Seul, 9 jan (EFE).- A Coreia do Norte informou à Coreia do Sul nesta terça-feira que reabriu uma das suas linhas de comunicação militar durante a reunião de alto nível que ambos países estão realizando na militarizada fronteira que os separa, segundo confirmou à Agência Efe o Ministério de Unificação de Seul.

Trata-se da linha destinada a comunicações militares na região em torno do Mar Amarelo (chamado de Mar do Oeste nas duas Coreias) e que, da mesma forma que as demais vias de comunicação entre os dois países, permanecia inutilizada há quase dois anos por decisão do Norte.

O exército norte-coreano começará a utilizar de novo esta linha na quarta-feira, segundo explicou a delegação do Norte à sua contraparte do Sul.

O regime de Pyongyang decidiu deixar de utilizar esta e outras linhas de comunicação com o Sul em protesto pelo fechamento do complexo intercoreano de Kaesong, implementado por Seul como castigo pelo desenvolvimento armamentista do Norte.

A linha recém reativada servia, entre outras coisas, para que ambos exércitos notificassem movimentos de pessoas e mercadorias em torno de Kaesong.

O Norte também decidiu começar a usar outra das linhas telefônicas situadas na aldeia de Panmunjom, na fronteira intercoreana, na semana passada, depois que Kim Jong-un expressou em sua mensagem de Ano Novo seu desejo de melhorar laços com o Sul.

Por causa desta predisposição, ambas Coreias, que tecnicamente continuam em guerra há mais de 65 anos, realizam hoje sua primeira reunião de alto nível em mais de dois anos em Panmunjom

No encontro, o regime manifestou sua intenção de enviar uma delegação composta por altos funcionários, atletas e torcedores aos Jogos Olímpicos de Inverno que acontecerão a partir de 9 de fevereiro no condado sul-coreano de PyeongChang.

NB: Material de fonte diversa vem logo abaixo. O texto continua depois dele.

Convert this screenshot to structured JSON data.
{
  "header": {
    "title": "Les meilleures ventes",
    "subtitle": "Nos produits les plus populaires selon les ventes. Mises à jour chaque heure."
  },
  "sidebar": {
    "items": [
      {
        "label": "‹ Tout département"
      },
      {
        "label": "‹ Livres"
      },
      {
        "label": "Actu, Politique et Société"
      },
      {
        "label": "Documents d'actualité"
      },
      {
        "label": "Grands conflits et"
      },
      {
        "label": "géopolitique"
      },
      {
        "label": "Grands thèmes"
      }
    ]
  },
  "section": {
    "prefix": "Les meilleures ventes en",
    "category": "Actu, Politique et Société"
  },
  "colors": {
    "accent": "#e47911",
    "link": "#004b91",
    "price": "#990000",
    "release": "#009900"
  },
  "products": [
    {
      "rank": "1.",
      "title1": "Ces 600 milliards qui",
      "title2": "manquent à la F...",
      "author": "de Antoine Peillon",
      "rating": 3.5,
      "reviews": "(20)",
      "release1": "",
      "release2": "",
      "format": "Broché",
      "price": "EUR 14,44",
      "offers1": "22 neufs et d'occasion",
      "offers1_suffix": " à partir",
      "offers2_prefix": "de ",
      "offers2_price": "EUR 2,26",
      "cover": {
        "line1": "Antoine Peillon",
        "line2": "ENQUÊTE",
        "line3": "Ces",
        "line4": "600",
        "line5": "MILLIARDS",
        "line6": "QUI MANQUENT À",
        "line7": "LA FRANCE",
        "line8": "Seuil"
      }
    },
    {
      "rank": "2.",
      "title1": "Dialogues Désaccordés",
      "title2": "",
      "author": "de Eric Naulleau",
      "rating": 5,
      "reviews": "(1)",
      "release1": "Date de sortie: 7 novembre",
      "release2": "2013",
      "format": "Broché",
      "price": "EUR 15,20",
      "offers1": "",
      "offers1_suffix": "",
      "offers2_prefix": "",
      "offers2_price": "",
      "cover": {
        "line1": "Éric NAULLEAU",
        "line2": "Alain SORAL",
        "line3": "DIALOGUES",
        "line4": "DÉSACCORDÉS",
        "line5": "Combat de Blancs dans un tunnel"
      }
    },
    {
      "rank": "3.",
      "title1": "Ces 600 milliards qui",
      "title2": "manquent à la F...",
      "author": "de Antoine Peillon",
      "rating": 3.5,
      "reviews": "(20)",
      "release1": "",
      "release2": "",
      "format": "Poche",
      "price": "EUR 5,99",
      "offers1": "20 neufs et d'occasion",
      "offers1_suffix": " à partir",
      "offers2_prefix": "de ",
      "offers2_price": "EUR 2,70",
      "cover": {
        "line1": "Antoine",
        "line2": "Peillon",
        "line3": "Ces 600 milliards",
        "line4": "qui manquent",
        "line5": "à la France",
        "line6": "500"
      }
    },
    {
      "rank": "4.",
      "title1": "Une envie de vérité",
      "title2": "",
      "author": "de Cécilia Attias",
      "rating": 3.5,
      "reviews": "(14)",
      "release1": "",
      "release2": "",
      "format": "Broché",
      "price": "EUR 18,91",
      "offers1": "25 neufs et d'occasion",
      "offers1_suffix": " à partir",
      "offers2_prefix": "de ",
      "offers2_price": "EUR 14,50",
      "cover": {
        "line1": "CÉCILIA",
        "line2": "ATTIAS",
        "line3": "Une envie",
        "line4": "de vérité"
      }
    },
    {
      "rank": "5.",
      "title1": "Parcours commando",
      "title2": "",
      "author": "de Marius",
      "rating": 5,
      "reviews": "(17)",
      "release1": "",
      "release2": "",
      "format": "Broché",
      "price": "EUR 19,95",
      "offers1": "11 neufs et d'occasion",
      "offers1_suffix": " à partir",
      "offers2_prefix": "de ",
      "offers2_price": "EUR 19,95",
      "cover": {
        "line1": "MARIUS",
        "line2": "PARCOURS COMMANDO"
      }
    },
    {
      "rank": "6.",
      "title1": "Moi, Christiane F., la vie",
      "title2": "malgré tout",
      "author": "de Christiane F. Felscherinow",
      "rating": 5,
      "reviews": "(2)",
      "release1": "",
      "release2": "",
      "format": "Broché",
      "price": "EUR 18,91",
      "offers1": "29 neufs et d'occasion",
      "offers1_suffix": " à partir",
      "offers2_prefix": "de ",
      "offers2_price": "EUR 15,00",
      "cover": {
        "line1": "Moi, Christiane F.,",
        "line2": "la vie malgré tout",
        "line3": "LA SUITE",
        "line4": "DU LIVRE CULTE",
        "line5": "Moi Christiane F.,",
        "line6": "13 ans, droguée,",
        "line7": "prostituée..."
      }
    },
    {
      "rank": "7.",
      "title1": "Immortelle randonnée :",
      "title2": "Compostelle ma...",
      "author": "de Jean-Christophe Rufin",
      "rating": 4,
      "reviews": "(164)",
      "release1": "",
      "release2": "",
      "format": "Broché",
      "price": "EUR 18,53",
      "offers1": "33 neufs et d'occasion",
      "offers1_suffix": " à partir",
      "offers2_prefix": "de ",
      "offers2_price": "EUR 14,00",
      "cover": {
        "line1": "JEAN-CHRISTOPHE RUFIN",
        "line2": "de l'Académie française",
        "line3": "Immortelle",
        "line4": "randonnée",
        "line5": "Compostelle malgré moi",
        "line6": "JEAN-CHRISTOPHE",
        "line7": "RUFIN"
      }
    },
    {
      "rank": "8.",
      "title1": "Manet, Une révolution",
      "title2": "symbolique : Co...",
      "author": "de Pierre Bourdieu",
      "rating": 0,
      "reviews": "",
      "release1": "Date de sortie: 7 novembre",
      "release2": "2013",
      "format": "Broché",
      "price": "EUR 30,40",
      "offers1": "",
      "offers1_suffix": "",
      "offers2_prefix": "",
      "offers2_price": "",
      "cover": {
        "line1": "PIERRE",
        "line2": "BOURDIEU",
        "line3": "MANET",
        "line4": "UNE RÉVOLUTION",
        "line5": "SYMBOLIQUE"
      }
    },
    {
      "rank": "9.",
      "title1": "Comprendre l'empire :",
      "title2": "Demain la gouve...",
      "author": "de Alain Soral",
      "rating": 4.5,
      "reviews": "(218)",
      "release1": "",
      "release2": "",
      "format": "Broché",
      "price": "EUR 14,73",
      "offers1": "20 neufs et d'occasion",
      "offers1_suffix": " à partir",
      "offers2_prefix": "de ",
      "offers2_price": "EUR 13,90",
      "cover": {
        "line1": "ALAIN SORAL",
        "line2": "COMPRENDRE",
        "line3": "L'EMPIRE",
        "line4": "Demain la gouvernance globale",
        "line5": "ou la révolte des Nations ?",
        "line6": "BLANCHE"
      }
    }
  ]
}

Por sua parte, o Sul propôs organizar conversas militares para rebaixar a tensão entre as fronteiras e retomar as reuniões de famílias separadas pela guerra que os dois países travaram entre 1950 e 1953, embora o Norte não tenha se pronunciado a respeito.

Todos estes gestos contribuem para rebaixar a tensão na península depois de um 2017 marcado pelos contínuos testes de armas norte-coreanos e pelo tom beligerante das respostas dadas pelo presidente dos EUA, Donald Trump.